R — Acho que não haverá influência alguma sobre essa questão de estudar mais. Bom seria, claro, que todos estudássemos mais esse nosso rico português. Geralmente as pessoas, quando querem tirar dúvidas, vão direto ao dicionário (e cada vez mais ao corretor ortográfico do word, que é um tanto displicente), sem se preocupar com regras.

6. Em nossa primeira conversa, você disse que as pessoas andam fantasiando em relação ao Acordo. Explique melhor.

R — Quis dizer que muita gente pensa que o Acordo tem influência na unificação dos falares dos vários países que adotam o português. É ledo engano. Os portugueses continuarão a falar na ingenuidade dos putos, em berbequim para betão ao desbarato, em sair da bicha, tomar uma bica, comprar um par de peúgas...

Mas fantasia das boas mesmo foi a que ouvi de uma pessoa que se disse aliviada: "Até que enfim caiu a crase..." — isso até rendeu um texto meu. Mal sabe ela que a crase está aí, firme e forte, obviamente.

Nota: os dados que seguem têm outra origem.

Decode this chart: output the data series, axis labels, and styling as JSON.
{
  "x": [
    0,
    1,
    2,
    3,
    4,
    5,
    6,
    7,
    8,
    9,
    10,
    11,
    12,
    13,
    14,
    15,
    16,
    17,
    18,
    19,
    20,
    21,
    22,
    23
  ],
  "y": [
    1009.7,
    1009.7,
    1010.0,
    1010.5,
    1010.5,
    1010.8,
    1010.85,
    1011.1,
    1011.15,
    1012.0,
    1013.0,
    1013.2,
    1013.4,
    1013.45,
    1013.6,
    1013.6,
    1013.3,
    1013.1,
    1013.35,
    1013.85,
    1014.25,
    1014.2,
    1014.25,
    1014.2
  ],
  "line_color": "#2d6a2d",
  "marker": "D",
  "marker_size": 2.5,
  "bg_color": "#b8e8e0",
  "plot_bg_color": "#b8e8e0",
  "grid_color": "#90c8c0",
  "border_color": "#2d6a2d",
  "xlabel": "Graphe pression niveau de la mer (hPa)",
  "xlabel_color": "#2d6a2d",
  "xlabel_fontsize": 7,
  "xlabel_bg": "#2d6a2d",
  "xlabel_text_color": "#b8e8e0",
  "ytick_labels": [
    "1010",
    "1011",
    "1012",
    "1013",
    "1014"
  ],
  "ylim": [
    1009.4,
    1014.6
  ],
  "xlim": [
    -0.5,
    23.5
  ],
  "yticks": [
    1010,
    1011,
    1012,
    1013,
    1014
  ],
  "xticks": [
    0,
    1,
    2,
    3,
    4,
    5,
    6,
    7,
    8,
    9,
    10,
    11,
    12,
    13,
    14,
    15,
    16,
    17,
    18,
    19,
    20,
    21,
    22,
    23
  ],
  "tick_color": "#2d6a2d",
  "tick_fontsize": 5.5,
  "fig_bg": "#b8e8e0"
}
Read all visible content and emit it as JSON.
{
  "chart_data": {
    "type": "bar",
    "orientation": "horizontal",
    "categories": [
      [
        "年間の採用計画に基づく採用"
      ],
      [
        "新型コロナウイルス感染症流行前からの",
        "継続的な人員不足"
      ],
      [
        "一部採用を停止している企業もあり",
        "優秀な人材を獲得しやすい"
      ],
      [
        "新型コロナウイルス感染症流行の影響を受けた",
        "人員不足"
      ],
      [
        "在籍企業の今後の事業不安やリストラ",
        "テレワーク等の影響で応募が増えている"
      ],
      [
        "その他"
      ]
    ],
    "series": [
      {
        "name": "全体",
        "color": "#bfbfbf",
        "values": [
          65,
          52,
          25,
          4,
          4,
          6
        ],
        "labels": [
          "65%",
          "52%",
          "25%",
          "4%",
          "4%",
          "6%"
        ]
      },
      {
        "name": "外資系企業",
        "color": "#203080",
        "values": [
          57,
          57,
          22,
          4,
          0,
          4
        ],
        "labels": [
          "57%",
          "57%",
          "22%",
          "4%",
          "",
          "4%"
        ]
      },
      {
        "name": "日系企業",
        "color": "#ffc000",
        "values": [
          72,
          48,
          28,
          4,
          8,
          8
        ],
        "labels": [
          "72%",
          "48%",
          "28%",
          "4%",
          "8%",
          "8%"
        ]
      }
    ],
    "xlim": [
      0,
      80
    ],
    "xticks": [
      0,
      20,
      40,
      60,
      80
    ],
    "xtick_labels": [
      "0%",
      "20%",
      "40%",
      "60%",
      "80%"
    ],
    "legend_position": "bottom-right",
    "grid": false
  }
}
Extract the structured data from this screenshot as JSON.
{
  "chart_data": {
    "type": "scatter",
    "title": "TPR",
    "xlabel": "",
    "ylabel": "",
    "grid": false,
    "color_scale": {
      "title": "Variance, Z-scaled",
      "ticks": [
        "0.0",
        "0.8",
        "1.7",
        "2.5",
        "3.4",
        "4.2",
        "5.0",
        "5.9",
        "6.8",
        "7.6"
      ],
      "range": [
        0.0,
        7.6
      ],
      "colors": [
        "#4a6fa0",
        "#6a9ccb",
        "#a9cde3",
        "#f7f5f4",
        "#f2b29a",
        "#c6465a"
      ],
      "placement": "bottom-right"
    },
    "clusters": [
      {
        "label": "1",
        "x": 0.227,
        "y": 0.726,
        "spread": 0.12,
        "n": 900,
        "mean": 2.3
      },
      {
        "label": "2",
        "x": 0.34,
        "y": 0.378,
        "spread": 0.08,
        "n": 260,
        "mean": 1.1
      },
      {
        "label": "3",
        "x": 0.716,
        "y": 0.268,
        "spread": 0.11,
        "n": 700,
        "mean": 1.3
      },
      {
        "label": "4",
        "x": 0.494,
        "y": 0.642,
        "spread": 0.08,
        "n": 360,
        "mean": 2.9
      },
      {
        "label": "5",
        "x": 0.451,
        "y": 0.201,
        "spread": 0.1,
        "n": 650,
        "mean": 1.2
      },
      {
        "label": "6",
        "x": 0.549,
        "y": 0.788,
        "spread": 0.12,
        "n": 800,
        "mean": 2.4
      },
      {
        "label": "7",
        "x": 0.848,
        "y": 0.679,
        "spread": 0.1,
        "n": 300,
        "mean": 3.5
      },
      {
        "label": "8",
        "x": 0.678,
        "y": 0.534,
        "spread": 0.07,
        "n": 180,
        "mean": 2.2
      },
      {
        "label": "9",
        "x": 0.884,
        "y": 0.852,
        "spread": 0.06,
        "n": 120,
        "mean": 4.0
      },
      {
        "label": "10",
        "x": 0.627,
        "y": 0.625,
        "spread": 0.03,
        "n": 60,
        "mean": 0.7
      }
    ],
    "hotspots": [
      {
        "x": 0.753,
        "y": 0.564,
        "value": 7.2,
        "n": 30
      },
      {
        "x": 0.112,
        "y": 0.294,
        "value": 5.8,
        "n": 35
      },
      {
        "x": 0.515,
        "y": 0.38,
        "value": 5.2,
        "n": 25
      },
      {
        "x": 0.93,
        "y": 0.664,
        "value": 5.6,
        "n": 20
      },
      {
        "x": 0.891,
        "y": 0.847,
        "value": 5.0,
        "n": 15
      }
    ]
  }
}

7. Você publicou o livro "Além da Revisão, critérios para a revisão textual" no início do ano passado. Quando pretende fazer as modificações na obra para atender à nova ortografia?

R — Esse livro, publicado pela Editora SENAC-DF em março de 2008, já está na sua segunda edição. Vai depender da editora fixar o prazo para as modificações e o lançamento da nova edição. Trata-se de revisão vultosa, já que vamos atualizar tabelas, listagens de palavras que oferecem dúvidas de grafia e muitos outros detalhes como, por exemplo, as chamadas Memórias de Revisão, que andei criando.  As memórias são históricos/registros das principais decisões tomadas pelo revisor. Em praticamente todas elas comparece a questão do hífen, não há como. Assim, todas deverão ser adaptadas. Sabe-se que basta a retirada ou a inclusão de um acento numa página, pelo revisor, para inviabilizar o fotolito inteiro. Novo fotolito, nova chapa. Acho que eu e meu revisor, o Edelson Nascimento, teremos muito trabalho, já que a obra possui muitas particularidades e, embora não tenhamos essa pretensão, o "Além da Revisão" acaba ditando regras. E que os leitores não se assustem em saber que livro de revisor também precisa de revisor. Pois é, ninguém deve revisar seu próprio trabalho, se almeja qualidade. Deve contratar um revisor. Mas já era assim antes do Novo Acordo Ortográfico, o assunto em pauta. Espero que continue. E cada vez mais.